Delivering psychotherapy online or on the phone is complex. Its success varies depending on the age of the child or their difficulty, but it is also very individual. Some teenagers hate video-calls, while others like them; some younger children participate really well on the screen, showing the therapist toys or drawings as they might in the clinic, while others cannot manage it at all. Work with children with difficulties like autism or learning disabilities has been particularly hard hit, and psychotherapy for young infants, which is often conducted alongside their parent(s), is very challenging over the screen. So, we have been through a process of very rapid and dramatic change, followed by hard work to continue to adapt our methods to the new circumstances.

I originally wrote my paper – which was part of a larger response to the lockdown by inter-disciplinary colleagues on the project (see Waiting and Care in Pandemic Times collection) – during the first few weeks of the first lockdown, when I was myself was very shocked and struggling to work out all the implications of what was happening. And I had no idea that we would still be in this position a year later! On reflection, I think I may have been overly pessimistic about whether high-quality therapeutic work could be delivered remotely: although there are serious pitfalls and it is far from ideal, I think an extraordinary amount of work is taking place in this way.

On the other hand, I may not have been pessimistic enough about the impact of the virus and the successive lockdowns on young people’s mental health. I wrote about how hard this was to assess, particularly in the first wave when emergency presentations actually went down (perhaps because people were afraid to bring their children to hospitals). Referrals have now gone back up again.
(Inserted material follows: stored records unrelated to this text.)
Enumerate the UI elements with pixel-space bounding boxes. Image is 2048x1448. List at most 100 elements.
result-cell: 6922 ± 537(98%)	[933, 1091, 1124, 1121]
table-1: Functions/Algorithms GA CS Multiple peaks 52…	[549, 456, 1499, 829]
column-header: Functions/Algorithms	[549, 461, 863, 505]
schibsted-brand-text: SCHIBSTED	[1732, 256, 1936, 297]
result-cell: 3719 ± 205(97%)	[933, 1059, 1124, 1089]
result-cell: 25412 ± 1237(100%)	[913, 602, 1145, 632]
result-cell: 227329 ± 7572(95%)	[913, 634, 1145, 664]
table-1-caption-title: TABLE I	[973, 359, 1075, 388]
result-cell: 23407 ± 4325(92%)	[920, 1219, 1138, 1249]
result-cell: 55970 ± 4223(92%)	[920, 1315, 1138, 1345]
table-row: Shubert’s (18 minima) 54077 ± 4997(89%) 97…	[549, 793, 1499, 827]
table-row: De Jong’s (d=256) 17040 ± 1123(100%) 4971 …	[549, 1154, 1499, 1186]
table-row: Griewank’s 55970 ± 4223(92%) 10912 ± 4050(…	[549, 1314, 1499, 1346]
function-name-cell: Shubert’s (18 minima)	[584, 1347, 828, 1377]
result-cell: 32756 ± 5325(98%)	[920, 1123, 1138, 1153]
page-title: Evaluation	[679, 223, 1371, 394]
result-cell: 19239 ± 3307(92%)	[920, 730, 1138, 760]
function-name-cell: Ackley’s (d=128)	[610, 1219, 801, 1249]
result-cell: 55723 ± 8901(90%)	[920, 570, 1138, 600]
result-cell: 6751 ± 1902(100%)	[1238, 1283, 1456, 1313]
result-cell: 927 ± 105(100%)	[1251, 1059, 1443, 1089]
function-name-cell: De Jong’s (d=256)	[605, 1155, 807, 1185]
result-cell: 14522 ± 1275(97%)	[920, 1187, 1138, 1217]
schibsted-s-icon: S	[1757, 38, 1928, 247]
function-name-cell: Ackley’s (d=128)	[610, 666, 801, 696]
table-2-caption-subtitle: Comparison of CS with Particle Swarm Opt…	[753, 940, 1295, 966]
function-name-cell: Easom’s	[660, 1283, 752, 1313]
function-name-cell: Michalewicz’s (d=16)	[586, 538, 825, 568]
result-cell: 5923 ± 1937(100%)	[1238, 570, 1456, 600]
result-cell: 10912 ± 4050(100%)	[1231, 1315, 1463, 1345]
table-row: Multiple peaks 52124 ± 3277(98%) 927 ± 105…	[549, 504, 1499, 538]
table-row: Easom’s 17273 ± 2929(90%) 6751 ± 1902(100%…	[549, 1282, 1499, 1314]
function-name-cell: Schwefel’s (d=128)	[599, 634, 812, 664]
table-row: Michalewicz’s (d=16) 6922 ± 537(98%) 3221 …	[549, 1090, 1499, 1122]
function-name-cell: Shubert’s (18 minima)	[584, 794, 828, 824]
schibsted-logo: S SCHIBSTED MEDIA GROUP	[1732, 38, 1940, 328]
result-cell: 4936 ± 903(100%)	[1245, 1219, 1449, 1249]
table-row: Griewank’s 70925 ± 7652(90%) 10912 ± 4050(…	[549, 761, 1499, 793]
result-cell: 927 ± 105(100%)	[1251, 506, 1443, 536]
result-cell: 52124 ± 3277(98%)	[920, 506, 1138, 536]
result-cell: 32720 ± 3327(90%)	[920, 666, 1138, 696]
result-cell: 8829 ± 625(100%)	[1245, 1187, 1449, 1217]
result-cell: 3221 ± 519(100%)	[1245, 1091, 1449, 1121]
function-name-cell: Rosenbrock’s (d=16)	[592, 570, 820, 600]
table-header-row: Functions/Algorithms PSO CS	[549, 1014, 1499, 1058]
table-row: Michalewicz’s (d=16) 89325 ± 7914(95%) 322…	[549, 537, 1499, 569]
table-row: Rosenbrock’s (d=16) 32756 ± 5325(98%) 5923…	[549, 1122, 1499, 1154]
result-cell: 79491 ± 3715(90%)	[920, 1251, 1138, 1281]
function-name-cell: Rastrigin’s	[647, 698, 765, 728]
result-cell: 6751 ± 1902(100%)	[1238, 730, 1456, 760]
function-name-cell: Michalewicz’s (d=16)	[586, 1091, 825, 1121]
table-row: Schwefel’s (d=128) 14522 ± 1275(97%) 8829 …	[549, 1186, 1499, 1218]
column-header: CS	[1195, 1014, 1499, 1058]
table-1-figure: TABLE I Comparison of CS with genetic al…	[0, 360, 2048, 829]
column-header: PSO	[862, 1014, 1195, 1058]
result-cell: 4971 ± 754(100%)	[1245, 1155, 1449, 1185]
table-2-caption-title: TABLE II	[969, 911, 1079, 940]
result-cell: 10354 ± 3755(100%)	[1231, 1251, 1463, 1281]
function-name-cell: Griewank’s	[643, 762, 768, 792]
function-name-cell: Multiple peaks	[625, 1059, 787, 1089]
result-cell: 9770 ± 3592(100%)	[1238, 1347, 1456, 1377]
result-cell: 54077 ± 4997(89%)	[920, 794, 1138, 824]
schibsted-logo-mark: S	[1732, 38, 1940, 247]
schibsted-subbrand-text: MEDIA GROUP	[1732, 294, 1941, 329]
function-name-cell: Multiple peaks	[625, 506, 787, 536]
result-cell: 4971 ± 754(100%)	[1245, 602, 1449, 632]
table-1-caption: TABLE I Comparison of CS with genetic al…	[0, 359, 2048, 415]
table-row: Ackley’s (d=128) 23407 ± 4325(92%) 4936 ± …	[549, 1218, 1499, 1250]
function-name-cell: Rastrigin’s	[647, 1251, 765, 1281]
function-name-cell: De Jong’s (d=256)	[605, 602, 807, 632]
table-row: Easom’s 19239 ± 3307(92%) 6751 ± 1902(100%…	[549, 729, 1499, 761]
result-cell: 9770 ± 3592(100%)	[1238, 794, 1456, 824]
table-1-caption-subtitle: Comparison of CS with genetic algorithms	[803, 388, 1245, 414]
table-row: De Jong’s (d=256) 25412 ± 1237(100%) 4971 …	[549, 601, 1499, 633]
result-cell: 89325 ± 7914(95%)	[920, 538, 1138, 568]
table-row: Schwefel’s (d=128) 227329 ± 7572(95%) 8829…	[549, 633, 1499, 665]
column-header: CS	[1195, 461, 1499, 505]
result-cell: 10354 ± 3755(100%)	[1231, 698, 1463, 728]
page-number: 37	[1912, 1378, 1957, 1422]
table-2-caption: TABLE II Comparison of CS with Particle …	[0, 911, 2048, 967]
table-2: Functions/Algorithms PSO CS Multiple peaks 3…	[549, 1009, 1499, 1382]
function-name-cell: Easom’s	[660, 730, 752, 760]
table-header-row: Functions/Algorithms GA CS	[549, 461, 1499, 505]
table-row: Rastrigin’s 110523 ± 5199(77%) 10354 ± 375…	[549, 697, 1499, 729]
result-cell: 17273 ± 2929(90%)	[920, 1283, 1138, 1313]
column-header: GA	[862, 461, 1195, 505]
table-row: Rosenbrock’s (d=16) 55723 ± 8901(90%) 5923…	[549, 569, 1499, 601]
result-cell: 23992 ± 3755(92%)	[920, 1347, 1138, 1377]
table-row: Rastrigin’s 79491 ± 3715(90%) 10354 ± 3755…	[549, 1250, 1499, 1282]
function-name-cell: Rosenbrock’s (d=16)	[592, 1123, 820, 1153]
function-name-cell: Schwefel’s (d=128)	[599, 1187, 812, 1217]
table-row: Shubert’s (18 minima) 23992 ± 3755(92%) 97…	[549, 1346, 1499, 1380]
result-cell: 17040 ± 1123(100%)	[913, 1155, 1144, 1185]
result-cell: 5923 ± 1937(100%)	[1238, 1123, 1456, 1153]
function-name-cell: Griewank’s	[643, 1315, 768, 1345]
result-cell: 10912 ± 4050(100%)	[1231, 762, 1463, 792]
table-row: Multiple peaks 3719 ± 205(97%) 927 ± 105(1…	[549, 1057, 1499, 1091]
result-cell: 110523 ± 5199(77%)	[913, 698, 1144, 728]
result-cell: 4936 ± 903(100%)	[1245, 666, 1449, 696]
For some young people, lockdown has been a challenge they have risen to well, while for others, the pressures of school life can be problematic: for them, lockdown has been an opportunity to collect themselves and recover. Nevertheless, there is now evidence that both emergency and routine referrals have increased (Royal College of Psychiatrists report) – with no increase in our resources. The result is high thresholds, long waiting-lists and over-burdened staff. CAMHS services were already under-resourced before the pandemic, so it seems increasingly clear that we will not be able to manage the increased demand without a rapid and substantial increase in resources.